2023 yılının sonlarına yaklaşırken, Marmara Bölgesi'nde meydana gelen depremler, bölge halkını tedirgin etti. 24 Ekim 2023 tarihinde saat 14:38'de, merkez üssü Yalova'nın Çınarcık ilçesinde meydana gelen 4.2 büyüklüğündeki deprem, kısa sürede İstanbul'dan Uşak’a kadar geniş bir alanda hissedildi. Depremin ardından gelen artçılar ve sürekli yaşanan sarsıntılar, güvenlik endişesini artırarak hem vatandaşların hem de yetkililerin hareket geçmesine neden oldu. Bu durum, Marmara Bölgesi’nde deprem riskinin ne denli yüksek olduğunu bir kez daha gözler önüne serdi.

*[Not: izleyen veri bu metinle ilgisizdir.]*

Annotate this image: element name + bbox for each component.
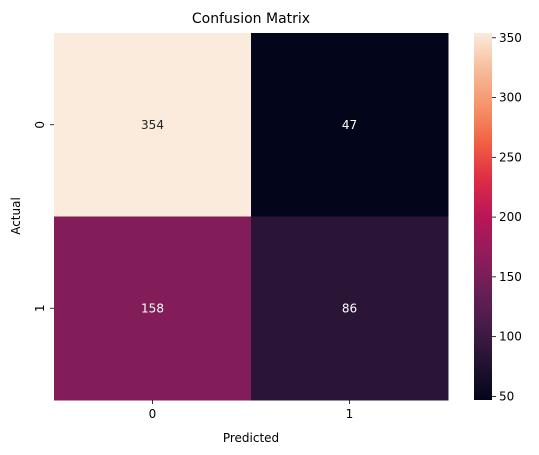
- x-tick-label: 1: [346, 407, 354, 421]
- y-tick-label: 1: [33, 304, 47, 312]
- heatmap-cell: [54, 33, 252, 217]
- cell-value-label: 354: [141, 118, 164, 132]
- colorbar-tick-label: 300: [499, 91, 522, 105]
- colorbar-ticks: 50 100 150 200 250 300 350: [492, 31, 522, 403]
- colorbar-tick-label: 200: [499, 210, 522, 224]
- y-axis-ticks: 01: [33, 121, 54, 312]
- heatmap-cell: [251, 33, 449, 217]
- y-tick-label: 0: [33, 121, 47, 129]
- heatmap-cell: [251, 216, 449, 401]
- x-tick-label: 0: [149, 407, 157, 421]
- x-axis-label: Predicted: [223, 431, 279, 445]
- colorbar-tick-label: 250: [499, 150, 522, 164]
- heatmap-cell-labels: 354 47 158 86: [141, 118, 357, 316]
- colorbar-tick-label: 100: [499, 330, 522, 344]
- cell-value-label: 47: [342, 118, 357, 132]
- heatmap-cells: [54, 33, 449, 401]
- colorbar-tick-label: 350: [499, 31, 522, 45]
- heatmap-cell: [54, 216, 252, 401]
- colorbar-tick-label: 50: [499, 389, 514, 403]
- cell-value-label: 158: [141, 301, 164, 315]
- cell-value-label: 86: [342, 301, 357, 315]
- colorbar: [474, 33, 492, 400]
- y-axis-label: Actual: [9, 197, 23, 235]
- colorbar-tick-label: 150: [499, 270, 522, 284]
- chart-title: Confusion Matrix: [192, 11, 310, 27]
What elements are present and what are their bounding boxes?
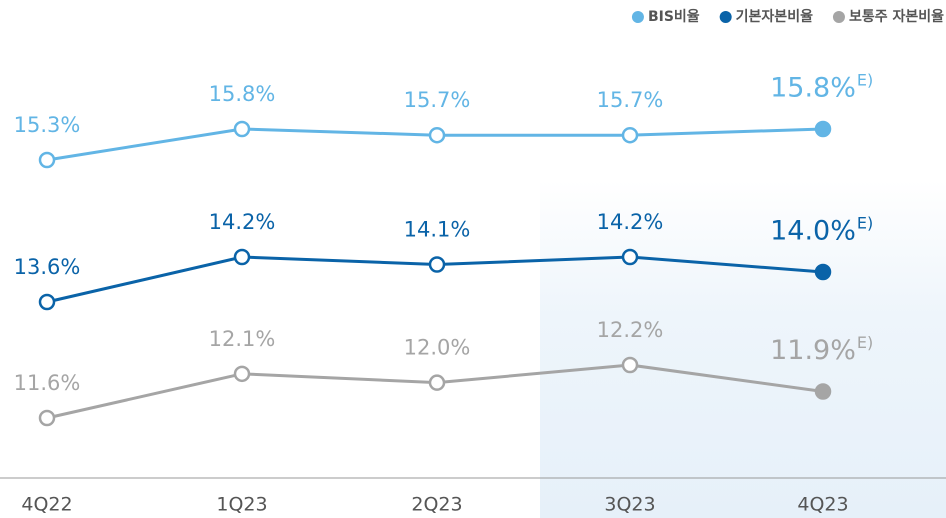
point — [814, 383, 832, 400]
estimate-mark: E) — [857, 333, 873, 352]
estimate-mark: E) — [857, 71, 873, 90]
value-label: 12.2% — [597, 318, 664, 342]
legend-swatch — [719, 11, 732, 23]
value-label: 14.0% — [770, 216, 856, 247]
legend-label: 보통주 자본비율 — [849, 8, 944, 25]
legend-swatch — [631, 11, 644, 23]
point — [233, 120, 251, 138]
point — [233, 248, 251, 266]
highlight-band — [540, 180, 946, 518]
point — [38, 151, 56, 169]
legend-swatch — [832, 11, 845, 23]
estimate-mark: E) — [857, 214, 873, 233]
point — [814, 120, 832, 138]
point — [621, 248, 639, 266]
legend-label: 기본자본비율 — [736, 8, 813, 25]
value-label: 15.7% — [597, 88, 664, 112]
value-label: 14.1% — [404, 218, 471, 242]
value-label: 12.1% — [209, 327, 276, 351]
point — [233, 365, 251, 383]
value-label: 14.2% — [597, 210, 664, 234]
point — [38, 293, 56, 311]
point — [428, 126, 446, 144]
value-label: 11.9% — [770, 335, 856, 366]
x-tick-label: 1Q23 — [216, 494, 267, 516]
point — [428, 374, 446, 391]
legend: 보통주 자본비율 기본자본비율 BIS비율 — [631, 8, 944, 25]
x-tick-label: 3Q23 — [604, 494, 655, 516]
value-label: 15.3% — [14, 113, 81, 137]
legend-label: BIS비율 — [648, 8, 700, 25]
x-tick-label: 2Q23 — [411, 494, 462, 516]
point — [621, 356, 639, 374]
value-label: 11.6% — [14, 371, 81, 395]
x-tick-label: 4Q23 — [797, 494, 848, 516]
point — [428, 256, 446, 273]
value-label: 12.0% — [404, 336, 471, 360]
x-tick-label: 4Q22 — [21, 494, 72, 516]
value-label: 15.8% — [209, 82, 276, 106]
point — [814, 263, 832, 281]
value-label: 15.8% — [770, 73, 856, 104]
point — [38, 409, 56, 427]
point — [621, 126, 639, 144]
value-label: 14.2% — [209, 210, 276, 234]
value-label: 15.7% — [404, 88, 471, 112]
value-label: 13.6% — [14, 255, 81, 279]
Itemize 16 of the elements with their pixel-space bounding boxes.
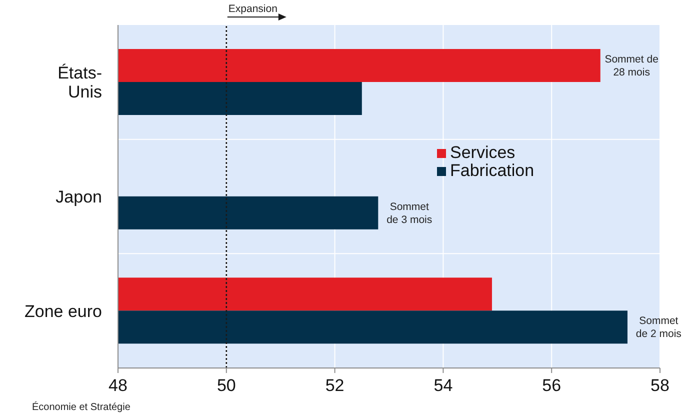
x-tick-label: 58	[650, 376, 670, 396]
x-tick-label: 50	[216, 376, 236, 396]
y-tick-label: Japon	[56, 188, 102, 206]
text: Économie et Stratégie	[32, 402, 130, 413]
annotation: Sommet de 28 mois	[604, 54, 659, 79]
x-tick-label: 52	[325, 376, 344, 396]
annotation: Sommet de 3 mois	[386, 200, 432, 226]
x-tick-label: 54	[434, 376, 453, 396]
legend-label: Services	[450, 143, 516, 162]
legend-label: Fabrication	[450, 161, 534, 180]
y-tick-label: États-Unis	[58, 64, 102, 102]
y-tick-label: Zone euro	[24, 302, 102, 321]
ref-line-label: Expansion	[228, 3, 278, 15]
x-tick-label: 56	[542, 376, 562, 396]
annotation: Sommet de 2 mois	[636, 315, 682, 340]
x-tick-label: 48	[108, 376, 128, 396]
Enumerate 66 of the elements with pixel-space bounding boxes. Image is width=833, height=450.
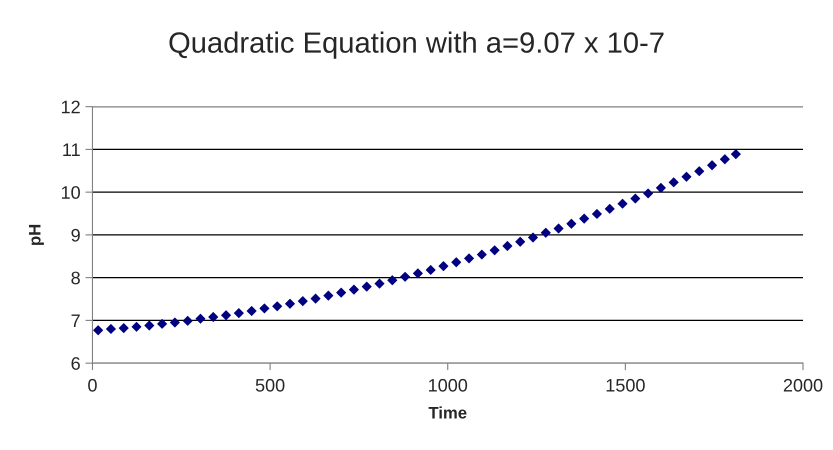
y-tick-label: 8 bbox=[71, 272, 80, 284]
y-axis-title: pH bbox=[28, 224, 44, 245]
point bbox=[528, 232, 538, 242]
point bbox=[362, 282, 372, 292]
point bbox=[336, 288, 346, 298]
point bbox=[132, 322, 142, 332]
point bbox=[540, 228, 551, 238]
point bbox=[630, 194, 640, 204]
chart-title: Quadratic Equation with a=9.07 x 10-7 bbox=[169, 32, 664, 59]
x-tick-label: 0 bbox=[88, 378, 97, 392]
point bbox=[348, 284, 359, 295]
point bbox=[476, 250, 487, 260]
point bbox=[656, 182, 666, 193]
point bbox=[93, 325, 104, 336]
point bbox=[157, 318, 168, 329]
x-axis-title: Time bbox=[428, 406, 466, 419]
point bbox=[246, 306, 257, 316]
y-tick-label: 12 bbox=[62, 100, 80, 114]
point bbox=[106, 324, 116, 334]
point bbox=[438, 261, 448, 272]
y-tick-label: 6 bbox=[72, 357, 80, 370]
point bbox=[374, 278, 384, 289]
point bbox=[566, 218, 576, 229]
point bbox=[182, 316, 193, 326]
x-tick-label: 1500 bbox=[606, 378, 645, 392]
point bbox=[668, 177, 679, 188]
point bbox=[643, 188, 654, 198]
point bbox=[490, 245, 500, 256]
point bbox=[618, 198, 628, 209]
point bbox=[387, 275, 398, 286]
point bbox=[118, 323, 129, 334]
x-tick-label: 500 bbox=[256, 378, 284, 392]
y-tick-label: 9 bbox=[71, 228, 80, 242]
point bbox=[426, 265, 436, 275]
point bbox=[604, 204, 615, 214]
point bbox=[272, 301, 282, 312]
point bbox=[579, 214, 590, 224]
point bbox=[170, 318, 180, 328]
point bbox=[412, 268, 423, 278]
point bbox=[234, 308, 244, 318]
point bbox=[694, 166, 704, 176]
point bbox=[592, 208, 602, 219]
point bbox=[400, 272, 410, 282]
y-tick-label: 10 bbox=[62, 186, 80, 199]
point bbox=[720, 154, 730, 164]
y-tick-label: 11 bbox=[63, 144, 80, 156]
point bbox=[208, 312, 218, 322]
point bbox=[682, 172, 692, 182]
point bbox=[515, 236, 526, 247]
point bbox=[707, 160, 718, 170]
x-tick-label: 2000 bbox=[784, 378, 822, 392]
point bbox=[730, 149, 741, 160]
point bbox=[502, 241, 512, 251]
point bbox=[144, 320, 154, 330]
point bbox=[196, 314, 206, 324]
point bbox=[323, 290, 334, 301]
point bbox=[554, 224, 564, 234]
point bbox=[259, 303, 270, 314]
point bbox=[310, 294, 321, 304]
point bbox=[285, 298, 295, 309]
point bbox=[464, 253, 474, 264]
point bbox=[221, 310, 231, 320]
x-tick-label: 1000 bbox=[429, 378, 468, 392]
point bbox=[298, 296, 308, 306]
point bbox=[451, 257, 462, 268]
y-tick-label: 7 bbox=[72, 314, 80, 327]
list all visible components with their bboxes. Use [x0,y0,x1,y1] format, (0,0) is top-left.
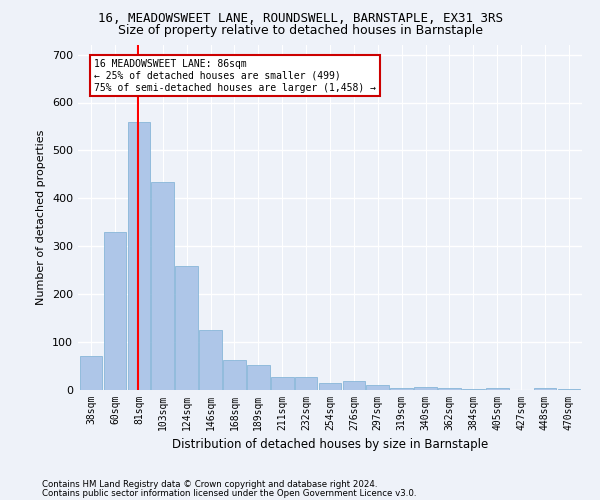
Bar [414,386,437,390]
Bar [104,232,127,390]
Text: 16, MEADOWSWEET LANE, ROUNDSWELL, BARNSTAPLE, EX31 3RS: 16, MEADOWSWEET LANE, ROUNDSWELL, BARNST… [97,12,503,24]
Y-axis label: Number of detached properties: Number of detached properties [37,130,46,305]
Bar [462,388,485,390]
Text: Size of property relative to detached houses in Barnstaple: Size of property relative to detached ho… [118,24,482,37]
Text: Contains public sector information licensed under the Open Government Licence v3: Contains public sector information licen… [42,488,416,498]
Bar [295,376,317,390]
Bar [80,356,103,390]
Bar [343,382,365,390]
Bar [271,376,293,390]
Text: Contains HM Land Registry data © Crown copyright and database right 2024.: Contains HM Land Registry data © Crown c… [42,480,377,489]
Bar [128,122,150,390]
Bar [557,388,580,390]
Bar [391,388,413,390]
Text: 16 MEADOWSWEET LANE: 86sqm
← 25% of detached houses are smaller (499)
75% of sem: 16 MEADOWSWEET LANE: 86sqm ← 25% of deta… [94,60,376,92]
Bar [199,330,222,390]
Bar [247,365,269,390]
Bar [175,266,198,390]
Bar [533,388,556,390]
Bar [223,360,246,390]
Bar [438,388,461,390]
Bar [151,182,174,390]
X-axis label: Distribution of detached houses by size in Barnstaple: Distribution of detached houses by size … [172,438,488,452]
Bar [367,384,389,390]
Bar [486,388,509,390]
Bar [319,383,341,390]
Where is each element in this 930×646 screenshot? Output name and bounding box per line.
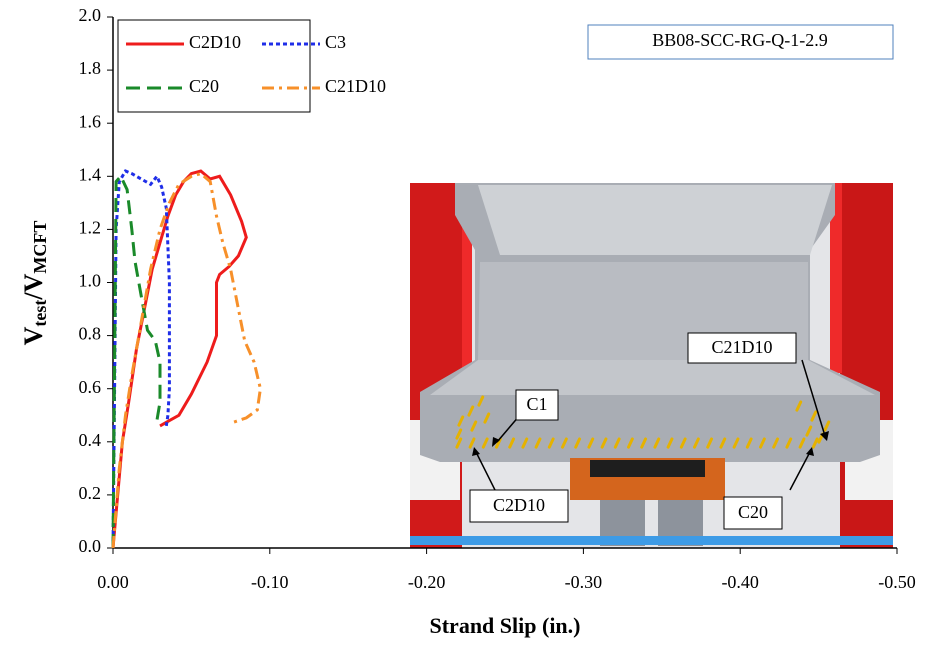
strand [693,437,700,449]
strand [561,437,568,449]
y-tick-label: 2.0 [79,5,102,25]
x-tick-label: -0.10 [251,572,289,592]
y-tick-label: 1.4 [79,164,102,184]
annotation-box [587,24,894,60]
strand [547,437,555,449]
y-title-part: /V [19,273,48,300]
y-title-part: MCFT [30,221,50,274]
strand [759,437,766,449]
inset-label: C2D10 [493,495,545,515]
inset-label: C1 [526,394,547,414]
annotation: BB08-SCC-RG-Q-1-2.9 [652,30,828,50]
y-title-part: test [30,300,50,327]
legend-label: C3 [325,32,346,52]
x-tick-label: -0.40 [721,572,759,592]
strand [521,437,529,449]
strand [798,437,806,449]
series-line [111,169,171,549]
strand [455,437,463,449]
legend-box [117,19,311,113]
y-tick-label: 1.6 [79,111,102,131]
y-tick-label: 1.0 [79,271,102,291]
inset-label: C21D10 [711,337,772,357]
strand [470,420,478,432]
strand [574,437,582,449]
legend-label: C21D10 [325,76,386,96]
x-axis-title: Strand Slip (in.) [430,613,581,638]
strand [468,437,476,449]
strand [477,395,485,407]
y-tick-label: 0.8 [79,324,102,344]
series-line [111,173,162,549]
strand [811,437,819,449]
x-tick-label: -0.20 [408,572,446,592]
x-tick-label: 0.00 [97,572,129,592]
strand [455,428,463,440]
y-tick-label: 0.6 [79,377,102,397]
strand [613,437,621,449]
strand [805,425,813,437]
y-tick-label: 0.0 [79,536,102,556]
strand [483,412,491,424]
strand [679,437,687,449]
strand [534,437,542,449]
y-tick-label: 0.2 [79,483,102,503]
inset-image: C1 C2D10 C20 C21D10 [410,183,893,548]
strand [772,437,780,449]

Marmara Bölgesi, Türkiye'nin en kalabalık nüfusuna sahip ve ekonomik açıdan en gelişmiş bölgesi olarak bilinirken, aynı zamanda ülkedeki en yüksek deprem riski taşıyan alanlardan birisidir. 1999 İzmit Depremi bu durumun somut bir örneğini oluştururken, bölgedeki fay hatlarının sıklığı ve hareketliliği, depremlerin asla unutulamayacak bir gerçek olduğunu gösteriyor. 2023 yılındaki sarsıntılar, halkın deprem hazırlıklarını yeniden gözden geçirmesi ve acil durum planlarını güncellemeleri için bir hatırlatıcı oldu. Özellikle İstanbul, gelişmiş altyapısı ve yoğun nüfusu ile büyük bir risk altında. Kentin deprem öncesi hazırlıkları ve yönetim stratejileri, doğal afetler karşısında etkili bir şekilde hayata geçirilmeli.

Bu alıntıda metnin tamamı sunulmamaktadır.